Además, es necesaria una suba de las tasas de interés que, como mínimo deberían quedar neutras en términos reales en vez de los 10 puntos negativos de hoy (con el absurdo argumento presidencial de fomentar el consumo); también se requiere una suba de las tarifas de los servicios públicos (no para bajar el gasto público sino para que las empresas privadas prestadoras salgan del quebranto en el que se encuentran sumergidas).

No es menos importante un drástico cambio en la política exterior de Argentina que deje de relacionarla sólo con países fascistas como Venezuela, Rusia y China y vuelva a ser socia de Occidente pasando a acatar los fallos de la OMC, del Ciadi y del juez Griesa en Nueva York, y retome las relaciones con el FMI no sólo para las revisaciones de rutina que este hace de las cuentas de sus países miembros, sino también lograr un importante acuerdo de préstamo para derrumbar la expectativa de emisión monetaria de financiamiento del déficit fiscal para derrumbar la tasa de inflación.

Frente fiscal.

Dentro de ese programa de estabilización es clave la situación fiscal. Hoy el déficit de las cuentas públicas argentinas ya llega a 8% del PIB, el cuarto más grande del último medio siglo, sólo superado por déficit fiscales extremos previos a crisis como el Rodrigazo de 1975, el fin de la Tablita de Martínez de Hoz en 1981, la crisis del Plan Austral de 1988-1989 y el fin de la Convertibilidad de 2001-2002.

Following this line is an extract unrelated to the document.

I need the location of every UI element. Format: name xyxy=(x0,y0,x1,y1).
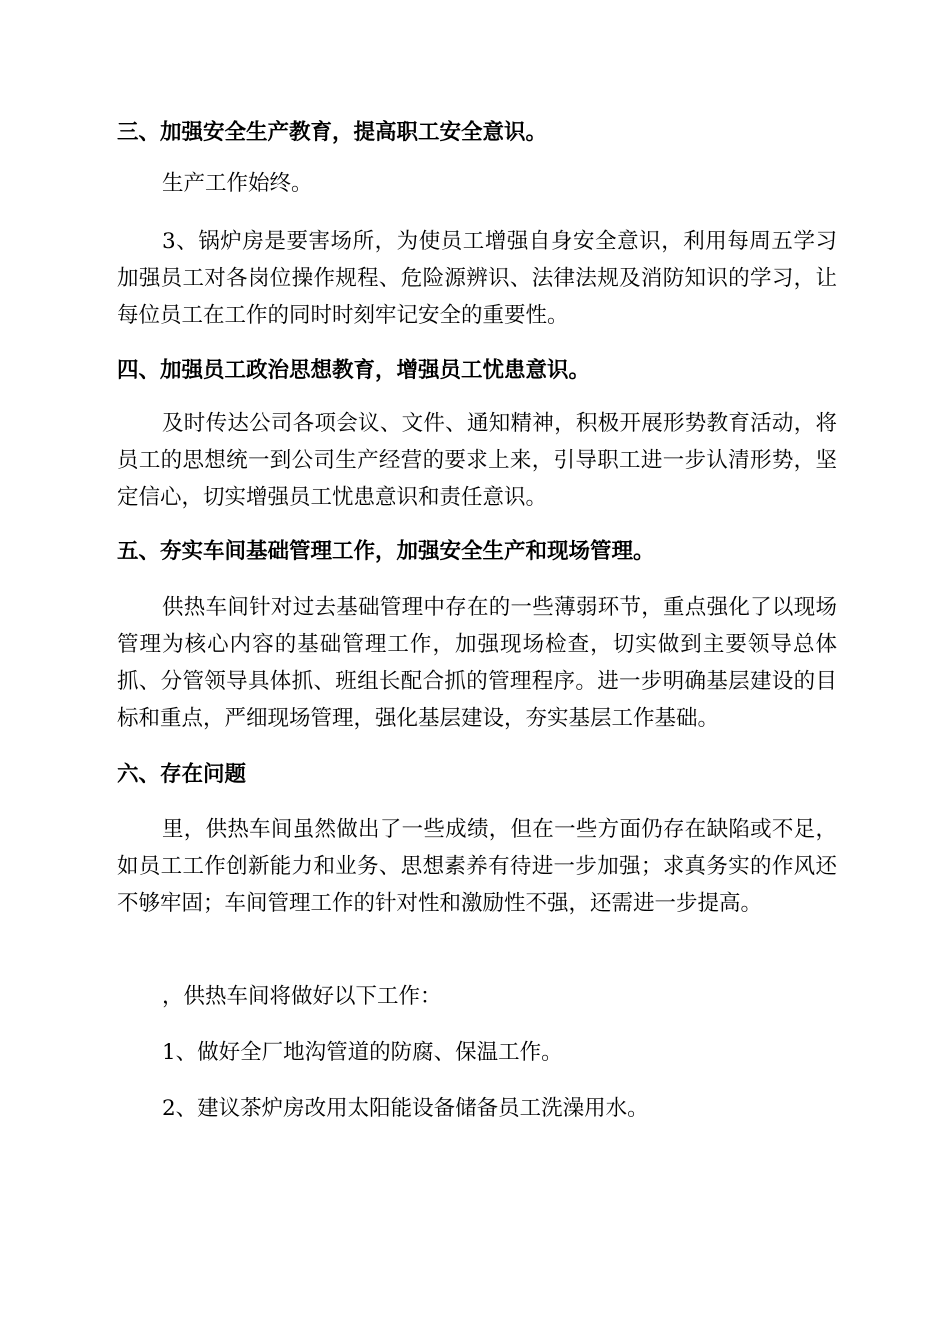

Con dos agravantes. Uno, la presión impositiva en Argentina en la actualidad, para los que están en blanco, es de más de 60% del PIB (dado que la evasión impositiva es del 33%, la recaudación total de impuestos es de poco mas de 40% del producto), récord en nuestra historia y en el mundo, superando incluso a los gravámenes que se cobran en los países escandinavos con ingresos per cápita hasta 6 veces superiores al de Argentina.

El segundo es que el gasto público está concentrado en salarios y jubilaciones (no es cierto que el principal gasto público sean los subsidios a las tarifas de los servicios públicos; sí son los que más subieron en los 12 años de kirchnerismo, porque a fines de 2001 cuando estalla la convertibilidad no había subsidios a los servicios públicos), hecho que dificulta mucho su baja nominal con lo cual se le carga demasiada presión al tipo de cambio para hacer el ajuste real. Esto, a su vez, requiere de un plan antiinflacionario cada vez más duro.